Six-year-old Charlotte Bacon had wanted to become a veterinarian since age 2, according to the media. Olivia Engel, 6, reports say, was a math whiz, and loved reading. Dylan Hockley, 6, loved garlic bread, trampoline, and playing his Wii games. Victoria Soto, 27, a first-grade teacher, died shielding her students. According to her teacher’s bio, quoted by NBC, she loved reading books on the beach and “soaking up the sun.”
The unfairness of it, I think that’s what got to me — to all of us, I’m sure.
When I first found out, I wished I could full-out cry. Instead, tears prickled at the edges of my eyes and a heavy lump settled in my throat. When my daughter came home from school, I grabbed her and held her — and held her — and held her. My daughter is a third-grader, who just turned nine a week ago. I just kept thinking, it could have been her, it could have been her, it could have been her. “Let go!” she complained, laughing.

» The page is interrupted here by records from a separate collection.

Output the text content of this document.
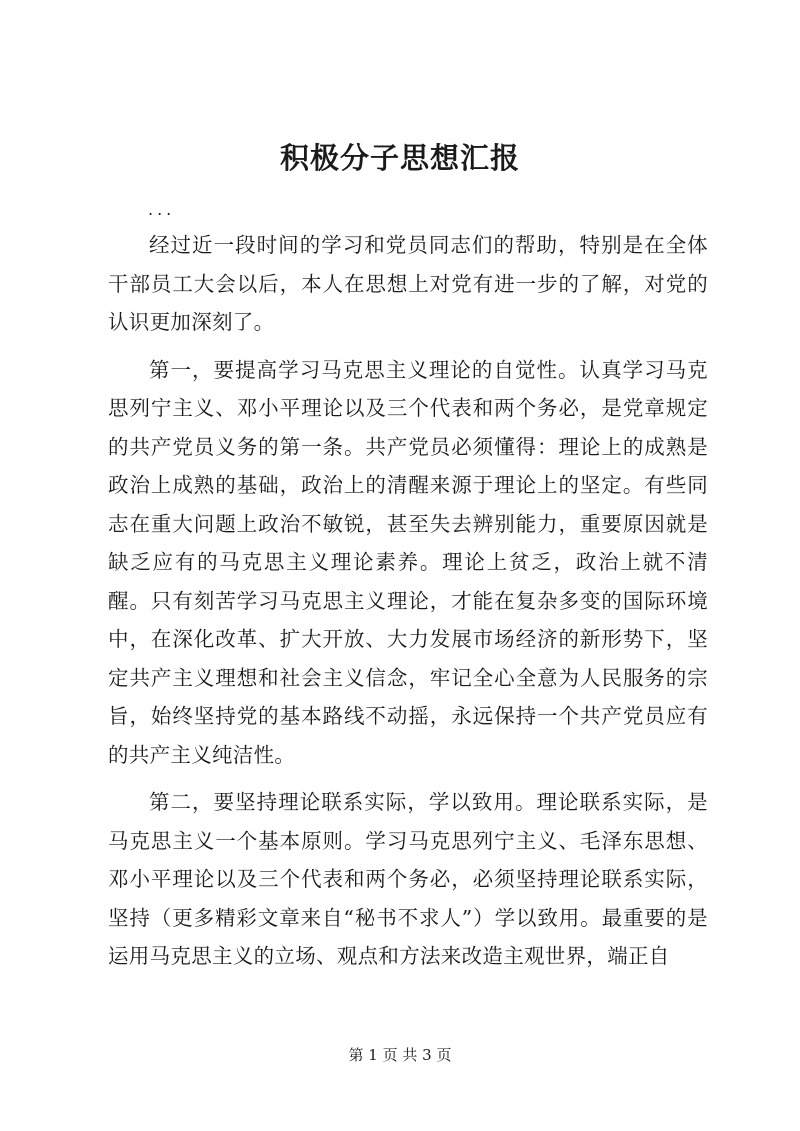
积极分子思想汇报
...

经过近一段时间的学习和党员同志们的帮助，特别是在全体干部员工大会以后，本人在思想上对党有进一步的了解，对党的认识更加深刻了。

第一，要提高学习马克思主义理论的自觉性。认真学习马克思列宁主义、邓小平理论以及三个代表和两个务必，是党章规定的共产党员义务的第一条。共产党员必须懂得：理论上的成熟是政治上成熟的基础，政治上的清醒来源于理论上的坚定。有些同志在重大问题上政治不敏锐，甚至失去辨别能力，重要原因就是缺乏应有的马克思主义理论素养。理论上贫乏，政治上就不清醒。只有刻苦学习马克思主义理论，才能在复杂多变的国际环境中，在深化改革、扩大开放、大力发展市场经济的新形势下，坚定共产主义理想和社会主义信念，牢记全心全意为人民服务的宗旨，始终坚持党的基本路线不动摇，永远保持一个共产党员应有的共产主义纯洁性。

第二，要坚持理论联系实际，学以致用。理论联系实际，是马克思主义一个基本原则。学习马克思列宁主义、毛泽东思想、邓小平理论以及三个代表和两个务必，必须坚持理论联系实际，坚持（更多精彩文章来自“秘书不求人”）学以致用。最重要的是运用马克思主义的立场、观点和方法来改造主观世界，端正自

第 1 页 共 3 页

When, an hour later, we were driving on an errand, the kids started bickering, and then before we knew it, peace was restored as easy as that, and we were joking around. My middle-schooler son was laughing, and for a moment there it felt so nice, to just not think of it, to pretend it was another Friday, another unseasonably warm December day, another present we get to unwrap all together. Then I looked up at the glowing orange disk of the sun marking the end of this day so brilliantly, and it hit me all over again. The beauty of everything they were robbed of. The twenty little children, and their six teachers, too. All the sunsets they will never see.
I am lucky. I’ve known it for a while now; don’t need tragedy to remind me. I get to go on with my life.
I am spoiled. I am not good at grieving.
This weekend I laughed; I walked under the rain; I wrote thousands of words; I played monsters with my kids. We went to see the Hobbit in the movies, something one of the victims, a 30-year-old teacher Lauren Gabrielle Rousseau was apparently planning to do with her boyfriend that night (I’ve just learned). These simple, wonderful everyday things all became selfish acts of defiance after what happened on Friday.
I wish I could wrap this post up with a neat conclusion, a comforting thought, an insightful explanation. I don’t have any. Do you?
I wish I could do something. All I feel is small and numb. I don’t know what to do, except, honor those beautiful lives for every good thing they’ve left to those who knew them in their too-short time in this world. I don’t know what to do, except honor the goodness in all of us. And hold my children a little tighter.